FEELING RIGHT AT HOME • Chenoweth performed with the Tabernacle Choir at Temple Square for its 2018 Christmas Concert. That performance will be telecast Monday, Dec. 16, at 8 p.m. on PBS/Channel 7, and it’s been turned into the CD “Angels Among Us.”

She returned to Salt Lake City in October to promote and sign copies of the CD; in August, she performed (for the second time) at Deer Valley; in 2017, she performed at the BYU Spectacular. And she jokes that, yes, she’s considered moving to Utah.

“I kept trying to tell them — I don’t take up much room,” she told The Tribune during an interview at the LDS Church’s Conference Center. “I could live in that room right back there. And there’s a kitchen. This could be my apartment. And then I have that stage in there, which is incredible, isn’t it?”
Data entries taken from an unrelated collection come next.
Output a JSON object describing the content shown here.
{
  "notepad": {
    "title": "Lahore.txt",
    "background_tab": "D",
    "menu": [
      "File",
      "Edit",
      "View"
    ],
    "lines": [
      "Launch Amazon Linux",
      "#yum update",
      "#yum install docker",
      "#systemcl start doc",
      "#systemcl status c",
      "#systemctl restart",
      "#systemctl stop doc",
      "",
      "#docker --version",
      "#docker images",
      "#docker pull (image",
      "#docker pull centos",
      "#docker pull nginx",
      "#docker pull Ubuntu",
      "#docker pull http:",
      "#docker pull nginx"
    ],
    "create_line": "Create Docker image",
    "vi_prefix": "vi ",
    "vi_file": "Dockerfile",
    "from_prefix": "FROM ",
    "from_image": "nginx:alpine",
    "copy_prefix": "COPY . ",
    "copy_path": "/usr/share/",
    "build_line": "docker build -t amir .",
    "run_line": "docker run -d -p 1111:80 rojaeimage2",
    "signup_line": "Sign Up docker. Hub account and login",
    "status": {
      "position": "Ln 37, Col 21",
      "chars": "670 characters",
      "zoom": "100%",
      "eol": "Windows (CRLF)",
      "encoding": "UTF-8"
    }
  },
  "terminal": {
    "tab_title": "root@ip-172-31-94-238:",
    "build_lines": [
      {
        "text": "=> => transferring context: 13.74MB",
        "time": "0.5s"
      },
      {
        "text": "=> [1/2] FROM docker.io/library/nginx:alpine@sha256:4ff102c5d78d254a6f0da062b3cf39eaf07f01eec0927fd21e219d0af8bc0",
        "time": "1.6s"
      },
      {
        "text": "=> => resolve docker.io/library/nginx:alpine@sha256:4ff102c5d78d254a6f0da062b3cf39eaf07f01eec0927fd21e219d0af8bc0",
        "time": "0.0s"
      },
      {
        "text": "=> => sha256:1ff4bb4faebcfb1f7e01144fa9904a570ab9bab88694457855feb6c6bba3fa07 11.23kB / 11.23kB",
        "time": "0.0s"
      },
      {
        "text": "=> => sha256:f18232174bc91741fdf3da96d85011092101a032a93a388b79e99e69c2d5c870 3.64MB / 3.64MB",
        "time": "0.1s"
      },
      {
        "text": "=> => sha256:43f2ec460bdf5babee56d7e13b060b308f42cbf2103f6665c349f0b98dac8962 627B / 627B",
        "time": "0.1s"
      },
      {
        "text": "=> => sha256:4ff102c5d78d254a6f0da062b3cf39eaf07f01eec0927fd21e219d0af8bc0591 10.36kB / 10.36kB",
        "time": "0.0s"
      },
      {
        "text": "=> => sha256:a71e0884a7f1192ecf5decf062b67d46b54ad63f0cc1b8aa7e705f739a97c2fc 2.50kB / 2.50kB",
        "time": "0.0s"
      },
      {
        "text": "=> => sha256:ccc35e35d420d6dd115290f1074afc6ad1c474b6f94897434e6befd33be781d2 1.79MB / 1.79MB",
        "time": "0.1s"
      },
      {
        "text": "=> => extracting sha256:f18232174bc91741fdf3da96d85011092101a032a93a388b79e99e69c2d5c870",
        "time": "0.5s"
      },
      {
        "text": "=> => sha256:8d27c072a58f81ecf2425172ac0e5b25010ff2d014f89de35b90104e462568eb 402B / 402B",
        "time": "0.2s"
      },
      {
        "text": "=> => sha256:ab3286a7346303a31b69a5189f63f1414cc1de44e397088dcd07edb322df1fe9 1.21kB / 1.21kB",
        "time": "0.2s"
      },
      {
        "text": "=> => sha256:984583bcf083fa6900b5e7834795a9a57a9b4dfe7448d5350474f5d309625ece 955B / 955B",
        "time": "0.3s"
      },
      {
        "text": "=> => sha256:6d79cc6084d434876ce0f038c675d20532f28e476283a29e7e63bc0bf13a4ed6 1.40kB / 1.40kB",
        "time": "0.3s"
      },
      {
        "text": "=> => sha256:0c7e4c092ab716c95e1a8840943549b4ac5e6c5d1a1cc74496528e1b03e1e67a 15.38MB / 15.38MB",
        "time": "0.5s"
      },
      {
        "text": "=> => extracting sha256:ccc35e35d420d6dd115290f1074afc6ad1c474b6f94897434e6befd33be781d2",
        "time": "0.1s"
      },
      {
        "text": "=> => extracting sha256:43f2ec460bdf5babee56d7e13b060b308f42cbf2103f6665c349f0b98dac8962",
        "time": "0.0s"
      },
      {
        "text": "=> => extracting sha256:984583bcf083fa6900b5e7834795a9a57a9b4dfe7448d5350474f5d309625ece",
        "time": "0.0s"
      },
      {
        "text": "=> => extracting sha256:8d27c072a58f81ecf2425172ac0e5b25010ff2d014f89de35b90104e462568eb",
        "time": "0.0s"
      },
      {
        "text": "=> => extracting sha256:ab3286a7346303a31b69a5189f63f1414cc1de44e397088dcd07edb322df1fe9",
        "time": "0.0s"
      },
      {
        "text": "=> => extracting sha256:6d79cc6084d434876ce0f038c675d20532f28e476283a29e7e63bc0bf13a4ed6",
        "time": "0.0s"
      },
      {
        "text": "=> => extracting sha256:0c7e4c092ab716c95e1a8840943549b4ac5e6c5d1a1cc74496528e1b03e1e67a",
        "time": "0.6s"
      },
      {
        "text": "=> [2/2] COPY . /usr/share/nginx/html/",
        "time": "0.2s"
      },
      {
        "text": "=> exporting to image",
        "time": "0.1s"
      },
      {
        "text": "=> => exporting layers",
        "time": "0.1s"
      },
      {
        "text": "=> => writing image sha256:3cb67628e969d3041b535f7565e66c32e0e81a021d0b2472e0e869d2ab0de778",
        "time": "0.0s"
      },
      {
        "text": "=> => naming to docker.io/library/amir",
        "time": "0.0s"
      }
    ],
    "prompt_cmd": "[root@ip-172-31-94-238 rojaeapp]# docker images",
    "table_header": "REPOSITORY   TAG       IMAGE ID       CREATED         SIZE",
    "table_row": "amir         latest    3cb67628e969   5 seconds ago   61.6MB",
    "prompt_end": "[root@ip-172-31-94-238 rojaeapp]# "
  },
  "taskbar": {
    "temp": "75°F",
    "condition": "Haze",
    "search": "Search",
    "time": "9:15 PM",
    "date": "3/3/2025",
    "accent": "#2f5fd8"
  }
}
She rhapsodized about performing with the Tabernacle Choir. And about performing at BYU. Chenoweth said she the former “blew me away. I mean, I floated home.” And she was “so inspired” by the latter.

“It’s no secret that I have a connection here. That I feel very safe,” she said. ”And I’m with people of like spirit.”

She doesn’t spend all of her time with other performers while she’s in Utah. During her visit in October, she visited Encircle’s LGBTQ+ center in Salt Lake City and sang with teens there.

“It was amazing, because I had the opportunity to meet some teenagers who have either not been welcomed in their homes or don’t feel that they have found their people yet,” said Chenoweth, a longtime LGBTQ activist. “We sang a ton and we talked about God loving you no matter what.

“I left happy. See, that’s the secret about giving that people forget. My mama always says, ‘When you feel like crap and something bad is happening to you, go out and give somebody something. And you will be surprised.’”

WOLFS IN PARK CITY • Scott Wolf said he and his wife didn’t choose to move to Utah. “It actually chose us first,” he said.

The 51-year-old actor had just married Kelley Limp (“The Real World: New Orleans”) when he was cast in Season 3 of “Everwood,” which filmed in Utah.

“So my wife and I were, like, ‘Yeah, we’ll do Utah for a year,’” Wolf said. “And as soon as we hit Park City, we fell madly in love with it. … We just kind of got sucked in and hit hard by the place.”

Work takes him elsewhere; he’s currently commuting to Vancouver, where he’s co-starring in The CW’s “Nancy Drew” as Nancy’s father while his wife and kids remain in Utah.

Wolf, his wife and their three children — 10- and 7-year-old sons, and a 5-year-old daughter — go “skiing and snowboarding and snow-shoeing and all kinds of great stuff in the winter.” And in the spring, summer and fall (“Which is, like, in total about four months,” Wolf joked) they go biking, hiking and swimming. “And we’ve got dogs. So we’re outside with them a lot.”

“You don’t have an excuse to be bored in Park City, really.”

Wolf has sometimes taken his family along as he worked on series on-location. But Utah has remained their home for 15 years.

“Our family is the most important thing in the world, and and our kids are everything to us,” Wolf said. “And so the environment we’re putting them in is the most important decision we can make.”